If I had a vote in the matter, I’d vote to eliminate the season that’s coming up in about a month or so on the calendar — and usually faster than that on the thermometer.

I’ll admit, we’re into the time of year where I spend six months asking myself why I’m living in a northern clime. I’ve been asking that question for better than half a century and, to be honest, I still haven’t come up with a good answer.

All that’s left for me is to avidly pursue my favorite winter sport — hibernation. Unfortunately, I’m not able to do that 24/7, so I’m stuck venturing out into the cold and snow way more often than I’d like. And just once is way more often than I’d like.

Of course, to get to winter, we have to get through fall, which is an all right season I suppose — except for the fact that as we get farther and farther into fall, we get closer and closer to winter, so that’s at least one strike against autumn.

Autumn is also the time when all those pesky leaves fall off the trees and fill up the yard, not to mention the gutters.

There was a time when I found fallen leaves a lot of fun but, like a lot of other things, my perspective seems to have changed as I’ve gotten older.

They used to be great to play in when I was much younger. Growing up, we used to wait until there were enough to pile up several feet deep in front of the front porch.

My brothers, my sister and I would then go climb out the second floor window onto the porch roof and take turns jumping into the leaf pile.

Today, you’d probably be sanctioned by OSHA if your kids tried that, or at the very least you’d be accused of child neglect or abuse.

Somehow, though, all five of us survived those escapades.
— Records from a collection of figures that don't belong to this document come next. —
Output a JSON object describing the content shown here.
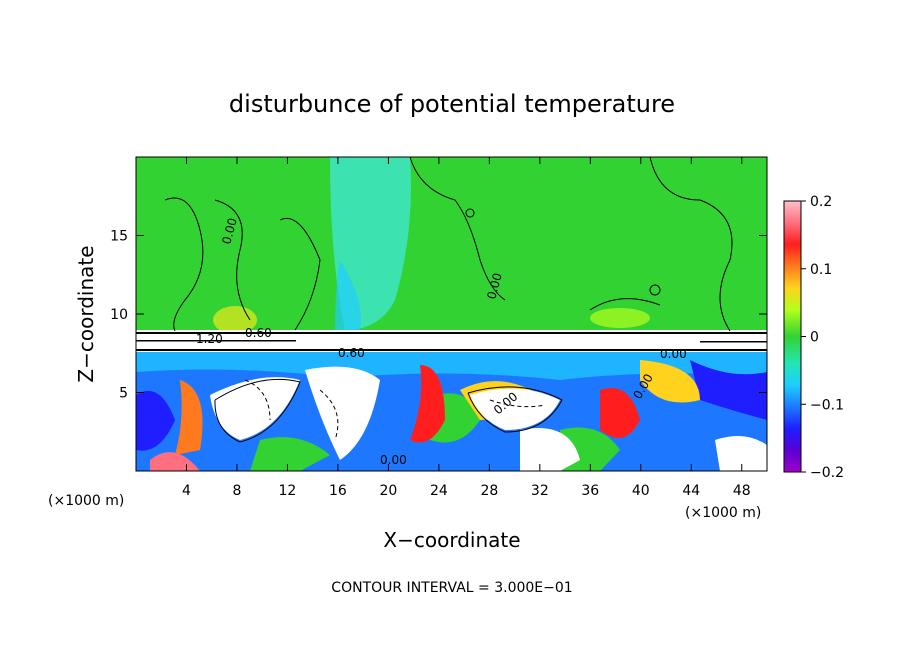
{
  "chart_data": {
    "type": "heatmap",
    "title": "disturbunce of potential temperature",
    "xlabel": "X−coordinate",
    "ylabel": "Z−coordinate",
    "x_unit_left": "(×1000 m)",
    "x_unit_right": "(×1000 m)",
    "xlim": [
      0,
      50
    ],
    "ylim": [
      0,
      20
    ],
    "xticks": [
      "4",
      "8",
      "12",
      "16",
      "20",
      "24",
      "28",
      "32",
      "36",
      "40",
      "44",
      "48"
    ],
    "yticks": [
      "5",
      "10",
      "15"
    ],
    "colorbar": {
      "range": [
        -0.2,
        0.2
      ],
      "ticks": [
        "0.2",
        "0.1",
        "0",
        "−0.1",
        "−0.2"
      ]
    },
    "contour_labels": [
      "0.00",
      "1.20",
      "0.60",
      "0.60",
      "0.00",
      "0.00",
      "0.00",
      "0.00",
      "0.00"
    ],
    "footer": "CONTOUR INTERVAL = 3.000E−01",
    "colors": {
      "green_field": "#33d233",
      "cyan_plume": "#3ee6c8",
      "white_core": "#ffffff",
      "blue_deep": "#1f3fff"
    }
  }
}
Some would chalk it up to sheer dumb luck — and they wouldn’t be far from the mark which, fortunately, none of us ever when we were jumping off the porch roof.

That was also a time when, after you tired of jumping into the pile of leaves, you could rake them out into the curb and burn them all up in a glorious bonfire without having the EPA — or Al Gore — cite you for polluting to the air and adding excessively to the carbon footprint.

Now all we can do with leaves is rake them out of the yard and to the curb for the city to vacuum up, which is what Terry spent most of a recent Sunday afternoon doing — with a little bit of help from me, after the football game was over.

They sat there for about a week-and-a-half before the city got back around to our neighborhood in their leaf-vacuuming rotation. That meant, on those nights when we had to park one of our vehicles on the street — because the driver of the other one would be the first one out in the morning and didn’t want to waste time moving them around — we had to park in the middle of a pile of leaves nearly up to the rear view mirrors.

One of those nights came right before the city came through with the leaf vacuum. They came through early enough that I still hadn’t left with the truck and now we’re driving around with one side of our blue pickup truck covered with shredded leaf debris. Apparently, that vacuum truck doesn’t get everything.

Too soon, we won’t be able to park either vehicle on the street — unless we want it plowed away with all the snow some night — which means that somebody (make that me) is going to have go out in the cold at night to move the car and the truck around if they’re not in the right order. That makes just one more reason for me to want to subtract one season from the year.

It used to be that we could occasionally escape these frozen climes and go visit my parents in South Carolina, but now that they’re gone that’s not an option.

My wife’s brother and sister-in-law do have a condo in Panama City Beach, Fla., and we escaped down there for a week last March, but that’s a long time to have to put up with cold and snow in order to get a little relief.

It would be a lot simpler, at least to me, to just do away with the period from November through March. I can tear those pages off my calendar, but unfortunately that doesn’t help.